Qu’est-il donc arrivé à ce délicieux phénomène ? Comme pour l’ascension de la screwball, il n’y a pas de raison unificatrice ni même de déclin évident. La plus probable est l’entrée des États-Unis dans la Seconde Guerre mondiale après le bombardement de Pearl Harbor le 7 décembre 1941. L’attention d’Hollywood s’est déplacée vers la collecte de fonds pour l’effort de guerre et a incarné des thèmes sérieux de patriotisme et d’altruisme au lieu de manigances délirantes. Et une fois la guerre terminée, les Américains retournant à leur image brisée de la paix des banlieues ont trouvé du réconfort dans les mélodrames en Technicolor et les comédies musicales. Il n’est pas difficile de supposer que les gens voulaient une évasion plus terre à terre qui reflète leur nouveau monde, ou du moins des drames où les enjeux intenses étaient sérieux mais faux. Les acteurs classiques qui s’entretuent tout en assemblant un squelette de dinosaure n’ont pas le même attrait après une guerre mondiale traumatisante. Et Hollywood, toujours à l’écoute de l’actualité sociopolitique, s’est adapté pour rencontrer le public là où il se trouvait.
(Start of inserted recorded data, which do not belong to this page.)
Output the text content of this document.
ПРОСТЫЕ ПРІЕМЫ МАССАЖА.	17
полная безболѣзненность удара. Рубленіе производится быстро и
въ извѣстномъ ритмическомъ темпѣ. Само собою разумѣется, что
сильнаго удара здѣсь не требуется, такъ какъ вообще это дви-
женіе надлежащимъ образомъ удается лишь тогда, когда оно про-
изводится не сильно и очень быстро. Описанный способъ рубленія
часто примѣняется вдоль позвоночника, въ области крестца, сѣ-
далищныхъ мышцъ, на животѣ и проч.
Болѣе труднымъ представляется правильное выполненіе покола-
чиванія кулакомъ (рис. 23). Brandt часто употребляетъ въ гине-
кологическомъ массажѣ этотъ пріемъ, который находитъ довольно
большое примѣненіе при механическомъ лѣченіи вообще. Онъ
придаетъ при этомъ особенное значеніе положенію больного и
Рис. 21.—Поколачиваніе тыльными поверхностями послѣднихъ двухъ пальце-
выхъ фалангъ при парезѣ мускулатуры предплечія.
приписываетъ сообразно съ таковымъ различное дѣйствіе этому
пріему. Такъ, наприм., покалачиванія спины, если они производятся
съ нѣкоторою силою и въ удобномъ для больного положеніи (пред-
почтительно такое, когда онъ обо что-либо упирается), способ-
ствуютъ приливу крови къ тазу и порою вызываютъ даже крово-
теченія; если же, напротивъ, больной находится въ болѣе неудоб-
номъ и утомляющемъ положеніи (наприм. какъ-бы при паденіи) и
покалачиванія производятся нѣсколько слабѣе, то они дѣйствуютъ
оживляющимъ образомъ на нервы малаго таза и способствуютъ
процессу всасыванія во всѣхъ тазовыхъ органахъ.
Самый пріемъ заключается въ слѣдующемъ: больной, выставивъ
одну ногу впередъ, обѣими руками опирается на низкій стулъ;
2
Même si la comédie screwball est une entité disparue depuis longtemps, les cinéastes influencés par son style unique ont produit des hommages délibérés comme What’s Up, Doc ? (1972) et Date Night (2010). Et les originaux sont toujours appréciés par le public moderne pour leurs pitreries insondables, leurs femmes dures à cuire, leurs critiques de classe cinglantes et leurs performances fascinantes. Il est tout de même dommage qu’un sous-genre d’une telle richesse n’ait pas survécu plus d’une décennie.